By contrast, over at HealthCare Technology News Rich Elmore suggests that we probably cannot afford to let every physician charge seniors whatever he feels his services are worth.  Elmore offers eye-popping charts which show how much more Americans already pay for doctor’s services and hospital stays.   

Finally, on Managed Care Matters Joe Paduda points out that according to the GOP, “repealing health reform will save $700 billion, while Nancy Pelosi (D CA) says it reform will save $1.3 trillion.   Who's right?”

 “Neither,” says Paduda.

He then refers his readers to FactCheck. Org to analyze the competing claims, noting that, in the end, “CBO's projection that repealing reform would add $230 billion to the deficit is the best available. The CBO itself says that's just an estimate. But it's the best we have.”

“What's the basis for the politico's claims? Pelosi's basing her number on CBO's estimate 20 years out – a looooong time from now, and one so far away as to be beyond nebulous.”  I agree. There are so many variables could change over the next two decades that such long-term financial projections are essentially meaningless.
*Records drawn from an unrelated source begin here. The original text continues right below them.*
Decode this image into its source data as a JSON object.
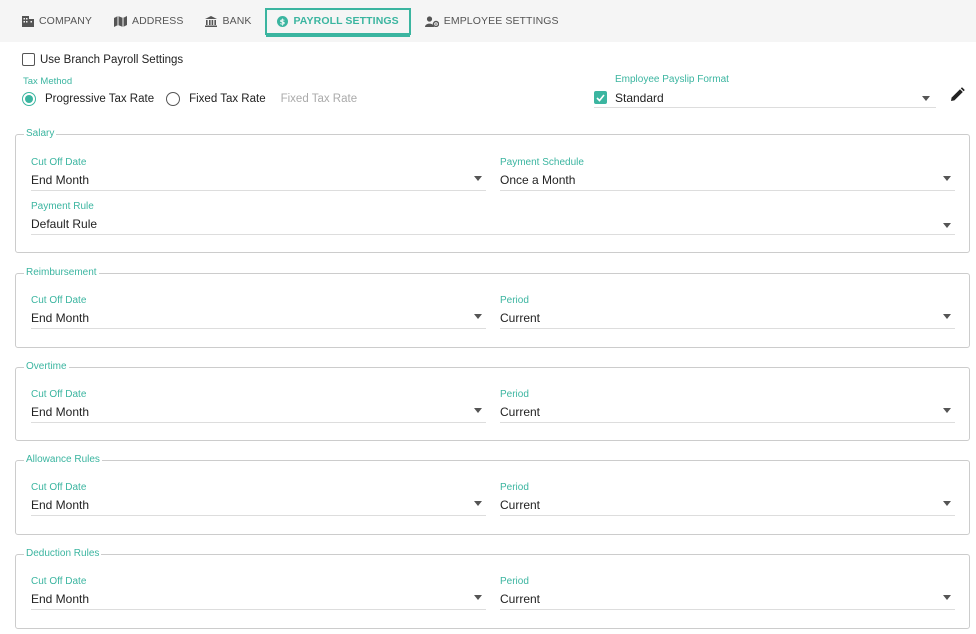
{
  "tabs": [
    {
      "label": "COMPANY",
      "icon": "building-icon",
      "active": false
    },
    {
      "label": "ADDRESS",
      "icon": "map-icon",
      "active": false
    },
    {
      "label": "BANK",
      "icon": "bank-icon",
      "active": false
    },
    {
      "label": "PAYROLL SETTINGS",
      "icon": "dollar-icon",
      "active": true
    },
    {
      "label": "EMPLOYEE SETTINGS",
      "icon": "user-gear-icon",
      "active": false
    }
  ],
  "use_branch": {
    "label": "Use Branch Payroll Settings",
    "checked": false
  },
  "tax_method": {
    "label": "Tax Method",
    "options": [
      "Progressive Tax Rate",
      "Fixed Tax Rate"
    ],
    "selected": "Progressive Tax Rate",
    "fixed_rate_placeholder": "Fixed Tax Rate"
  },
  "payslip": {
    "label": "Employee Payslip Format",
    "value": "Standard",
    "checked": true
  },
  "salary": {
    "title": "Salary",
    "cutoff_label": "Cut Off Date",
    "cutoff_value": "End Month",
    "schedule_label": "Payment Schedule",
    "schedule_value": "Once a Month",
    "rule_label": "Payment Rule",
    "rule_value": "Default Rule"
  },
  "reimbursement": {
    "title": "Reimbursement",
    "cutoff_label": "Cut Off Date",
    "cutoff_value": "End Month",
    "period_label": "Period",
    "period_value": "Current"
  },
  "overtime": {
    "title": "Overtime",
    "cutoff_label": "Cut Off Date",
    "cutoff_value": "End Month",
    "period_label": "Period",
    "period_value": "Current"
  },
  "allowance": {
    "title": "Allowance Rules",
    "cutoff_label": "Cut Off Date",
    "cutoff_value": "End Month",
    "period_label": "Period",
    "period_value": "Current"
  },
  "deduction": {
    "title": "Deduction Rules",
    "cutoff_label": "Cut Off Date",
    "cutoff_value": "End Month",
    "period_label": "Period",
    "period_value": "Current"
  },
  "colors": {
    "accent": "#3bb5a0",
    "border": "#cccccc",
    "tabbar": "#f5f5f5"
  }
}
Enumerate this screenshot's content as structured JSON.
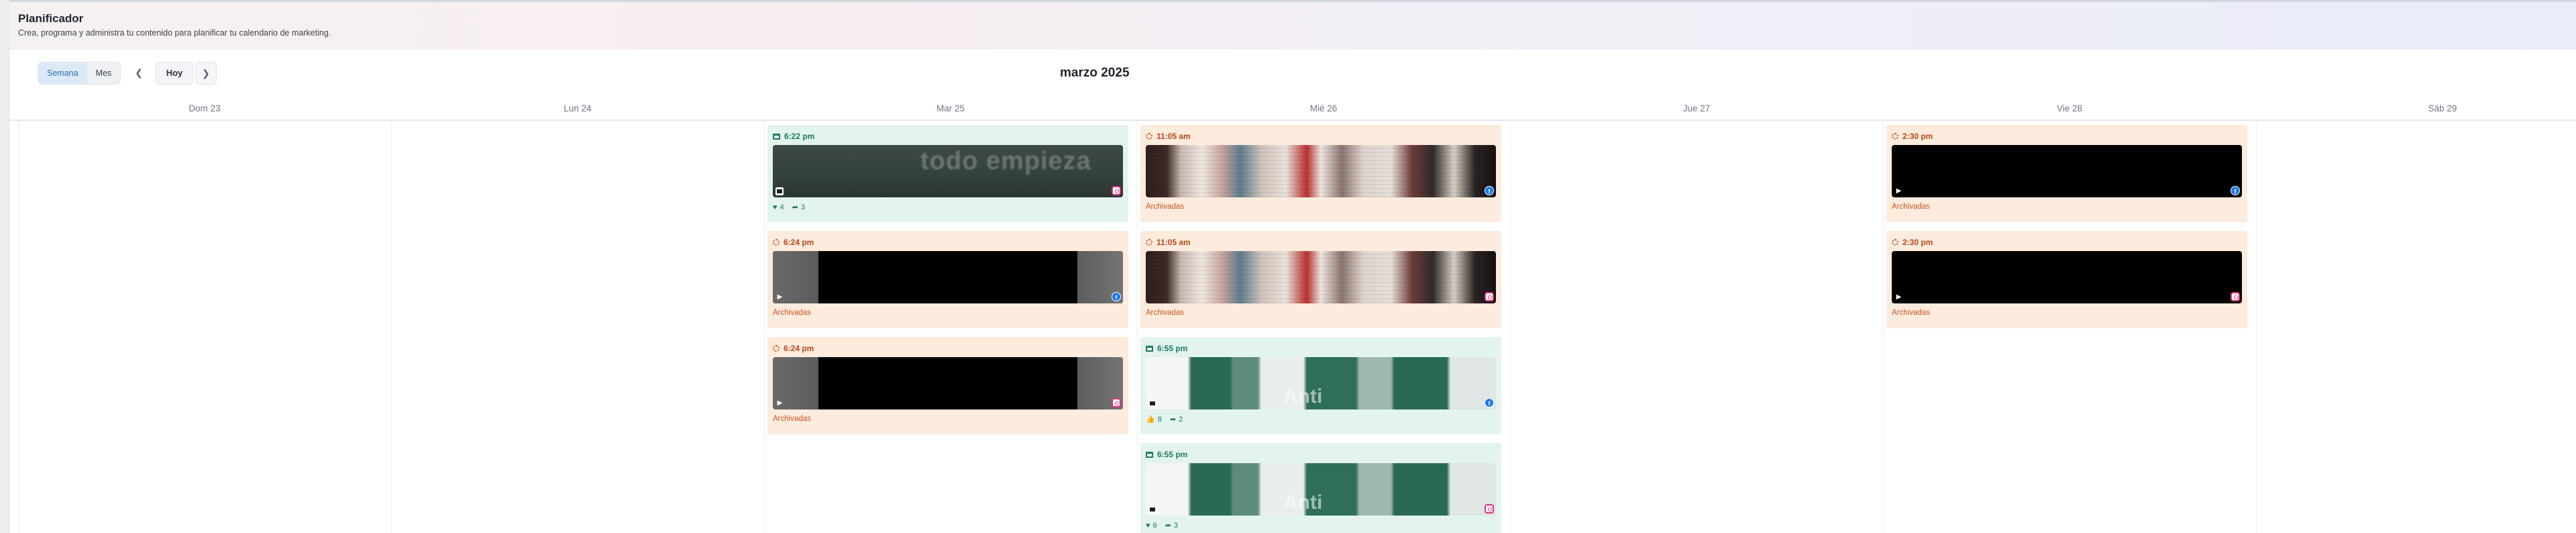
{
  "header": {
    "title": "Planificador",
    "subtitle": "Crea, programa y administra tu contenido para planificar tu calendario de marketing."
  },
  "toolbar": {
    "view_week": "Semana",
    "view_month": "Mes",
    "today": "Hoy",
    "prev_icon": "chevron-left-icon",
    "next_icon": "chevron-right-icon",
    "month_label": "marzo 2025"
  },
  "days": [
    "Dom 23",
    "Lun 24",
    "Mar 25",
    "Mié 26",
    "Jue 27",
    "Vie 28",
    "Sáb 29"
  ],
  "colors": {
    "published_bg": "#e3f3ee",
    "archived_bg": "#fdebdd",
    "published_text": "#1d7a66",
    "archived_text": "#b4481b"
  },
  "posts": {
    "tue": [
      {
        "time": "6:22 pm",
        "status": "published",
        "platform": "instagram",
        "thumb": "blurred-text",
        "thumb_text": "todo empieza",
        "likes": "4",
        "shares": "3"
      },
      {
        "time": "6:24 pm",
        "status": "Archivadas",
        "platform": "facebook",
        "thumb": "video"
      },
      {
        "time": "6:24 pm",
        "status": "Archivadas",
        "platform": "instagram",
        "thumb": "video"
      }
    ],
    "wed": [
      {
        "time": "11:05 am",
        "status": "Archivadas",
        "platform": "facebook",
        "thumb": "photo"
      },
      {
        "time": "11:05 am",
        "status": "Archivadas",
        "platform": "instagram",
        "thumb": "photo"
      },
      {
        "time": "6:55 pm",
        "status": "published",
        "platform": "facebook",
        "thumb": "tips",
        "thumb_text": "Anti",
        "likes": "8",
        "shares": "2",
        "like_icon": "thumbs-up-icon"
      },
      {
        "time": "6:55 pm",
        "status": "published",
        "platform": "instagram",
        "thumb": "tips",
        "thumb_text": "Anti",
        "likes": "6",
        "shares": "3",
        "like_icon": "heart-icon"
      }
    ],
    "fri": [
      {
        "time": "2:30 pm",
        "status": "Archivadas",
        "platform": "facebook",
        "thumb": "black"
      },
      {
        "time": "2:30 pm",
        "status": "Archivadas",
        "platform": "instagram",
        "thumb": "black"
      }
    ]
  }
}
Meanwhile, as for the GOP's claim that "the bill would add over $700 billion in red ink over the next decade,"? FactCheck says we "judge it to be mostly bogus."

“Boehner et al contend that about 400 billion dollars in the CBO's Medicare savings are being "double-counted,” Paduda writes.  “But,as FactCheck (and many others) have pointed out, CBO is simply not doing that.”

 “The GOP also says reform's administrative costs will be about $115 billion – – that's wildly inflated as well. CBO's pegged these at about $15 billion over the next 10 years.”

I would add only, that as Paduda notes elsewhere in this week’s Health Wonk Review: “the CBO estimate gives very little weight to the  Independent Payment Advisory Commission (IPAC), a potentially very strong cost control mechanism.”

 Under the Affordable Care Act, if  Medicare spending rises over a certain amount, IPAC is required to come up with ways of reducing Medicare spending without cutting benefits or shifting costs to patients. IPAC does not need permission from Congress; legislators can over-ride IPAC’s suggestions only if they can find a way to achieving equal savings without reducing benefits –or raising co-pays and deductibles.  That will be difficult since any cuts in spending will step on some lobbyists’ toes. This may be one reason why legislators who crafted the reform bill turned the problem over to an independent commission. (This is the same strategy they used when it came to closing military bases in the U.S., another issue fraught with special-interest politics.)

It’s worth noting that drug-makers are aware of just how much power IPAC has, and this is a plank in the health care reform that they would like to deep-six.  They are particularly concerned that IPAC will recommend that Medicare avoid cost over-runs by refusing to shell out exorbitant sums for some high-priced drugs–especially when clinical evidence suggests that they are of little value.

In my humble opinion, Big Pharma has reason to be worried.  And, as Paduda suggests, CBO may not have given as much weight as it should to IPAC’s ability  to “break the curve” of  Medicare inflation. But to be fair, CBO is only supposed to count savings that it can “score.”  It’s impossible to guesstimate just how much IPAC may save.